According to the global financial services major, economic growth will see a moderation in the near term and would gradually recover to 7.5 per cent in the next financial year.

By   |   Published: 25th Nov 2016   4:40 pm
demonetisation
File Photo: An Indian bank teller hands over notes as people gather inside a bank to deposit and exchange 500 and 1000 rupee notes in Amritsar on November 15, 2016. Long queues formed outside banks in India since the government's shock decision to withdraw the two largest denomination notes from circulation. Photo: AFP

New Delhi: India’s real GDP growth is expected to slow to 6.5 per cent in the current fiscal on the likely impact of demonetisation, while muted inflation may open room for additional rate cuts, says a Deutsche Bank report.

According to the global financial services major, economic growth will see a moderation in the near term and would gradually recover to 7.5 per cent in the next financial year.

Prime Minister Narendra Modi on November 8 had announced the demonetisation of Rs 500 and Rs 1,000 notes, thereby withdrawing 86 per cent or Rs 14 lakh crore worth currency from circulation.

“We expect growth to be impacted adversely in the present and next quarters due to the government’s temporary demonetisation initiative,” said the note, adding that GDP will slow to 6.5 per cent in 2016-17, and gradually recover to 7.5 per cent in 2017-18.

According to the report, the government is expected to increase public spending from the next fiscal year to offset the likely lingering impact of a slower growth in the informal economy.

Moreover, the RBI is also likely to keep monetary policy accommodative for a prolonged period, which will help private consumption to recover once again in the next fiscal year, especially in the second half.

“This could help push up FY18 real GDP growth to about 7.5 per cent, with the recovery likely to be more back-ended,” Deutsche Bank added.

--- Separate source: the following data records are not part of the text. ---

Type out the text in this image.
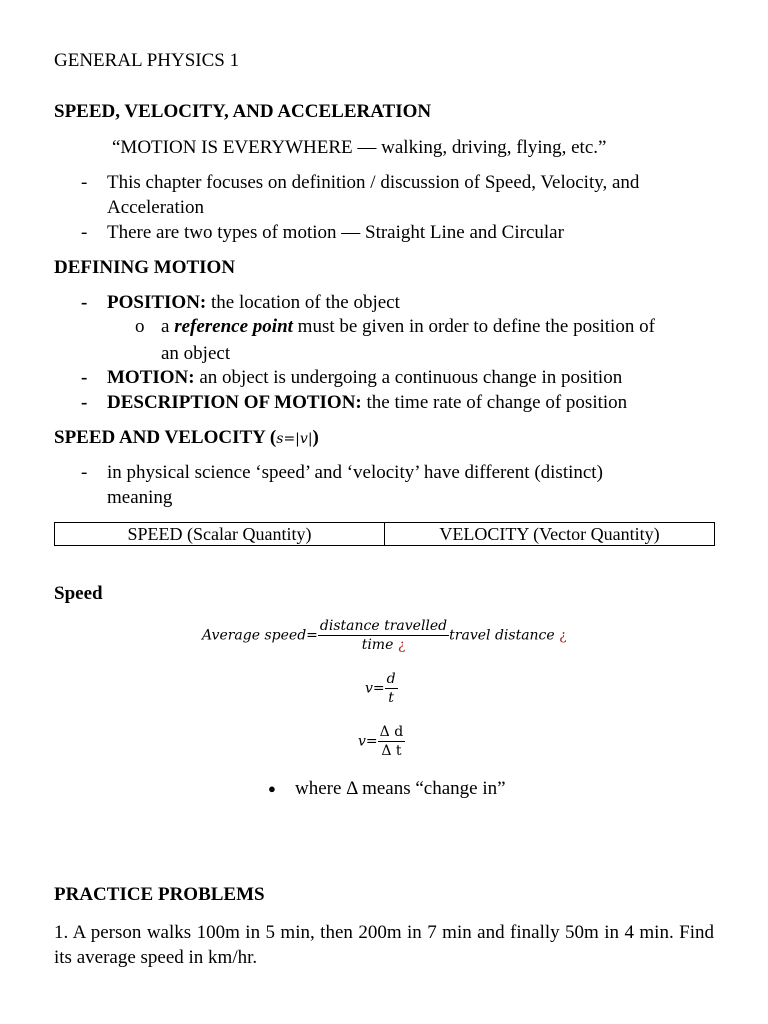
GENERAL PHYSICS 1
SPEED, VELOCITY, AND ACCELERATION
“MOTION IS EVERYWHERE — walking, driving, flying, etc.”
- This chapter focuses on definition / discussion of Speed, Velocity, and
Acceleration
- There are two types of motion — Straight Line and Circular
DEFINING MOTION
- POSITION: the location of the object
o a reference point must be given in order to define the position of
an object
- MOTION: an object is undergoing a continuous change in position
- DESCRIPTION OF MOTION: the time rate of change of position
SPEED AND VELOCITY (s=|v|)
- in physical science ‘speed’ and ‘velocity’ have different (distinct)
meaning
SPEED (Scalar Quantity)	VELOCITY (Vector Quantity)
Speed
Average speed= $\frac{\text{distance travelled}}{\text{time ¿}}$ travel distance ¿
$v= \frac{d}{t}$
$v= \frac{\text{Δ d}}{\text{Δ t}}$
● where Δ means “change in”
PRACTICE PROBLEMS
1. A person walks 100m in 5 min, then 200m in 7 min and finally 50m in 4 min. Find its average speed in km/hr.
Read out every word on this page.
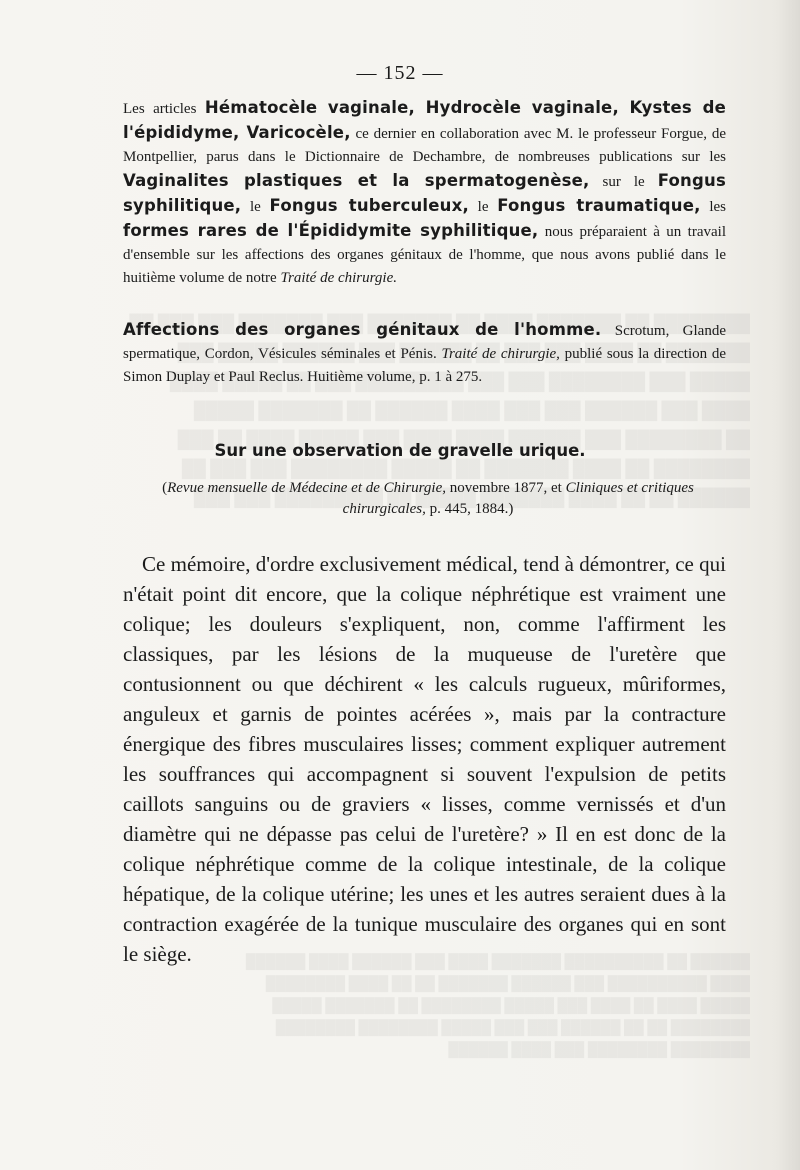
— 152 —

Les articles Hématocèle vaginale, Hydrocèle vaginale, Kystes de l'épididyme, Varicocèle, ce dernier en collaboration avec M. le professeur Forgue, de Montpellier, parus dans le Dictionnaire de Dechambre, de nombreuses publications sur les Vaginalites plastiques et la spermatogenèse, sur le Fongus syphilitique, le Fongus tuberculeux, le Fongus traumatique, les formes rares de l'Épididymite syphilitique, nous préparaient à un travail d'ensemble sur les affections des organes génitaux de l'homme, que nous avons publié dans le huitième volume de notre Traité de chirurgie.

Affections des organes génitaux de l'homme. Scrotum, Glande spermatique, Cordon, Vésicules séminales et Pénis. Traité de chirurgie, publié sous la direction de Simon Duplay et Paul Reclus. Huitième volume, p. 1 à 275.

Sur une observation de gravelle urique.
(Revue mensuelle de Médecine et de Chirurgie, novembre 1877, et Cliniques et critiques chirurgicales, p. 445, 1884.)

Ce mémoire, d'ordre exclusivement médical, tend à démontrer, ce qui n'était point dit encore, que la colique néphrétique est vraiment une colique; les douleurs s'expliquent, non, comme l'affirment les classiques, par les lésions de la muqueuse de l'uretère que contusionnent ou que déchirent « les calculs rugueux, mûriformes, anguleux et garnis de pointes acérées », mais par la contracture énergique des fibres musculaires lisses; comment expliquer autrement les souffrances qui accompagnent si souvent l'expulsion de petits caillots sanguins ou de graviers « lisses, comme vernissés et d'un diamètre qui ne dépasse pas celui de l'uretère? » Il en est donc de la colique néphrétique comme de la colique intestinale, de la colique hépatique, de la colique utérine; les unes et les autres seraient dues à la contraction exagérée de la tunique musculaire des organes qui en sont le siège.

The global brokerage expects CPI inflation to average under 5 per cent both in 2016-17 and 2017-18, opening up considerable additional room for rate cuts.

“Given the growth-inflation outlook, we have pencilled in 25 bps cut at the 7th December meeting and another additional 50 bps rate cut for the next year. We expect the RBI to cut rates in February (post the Union Budget) and in April (annual policy meeting) by 25 bps each,” the report said.

The Monetary Policy Committee headed by RBI Governor Urjit Patel last month cut benchmark interest rates by 0.25 per cent to 6.25 per cent. The next RBI policy review is on December 7.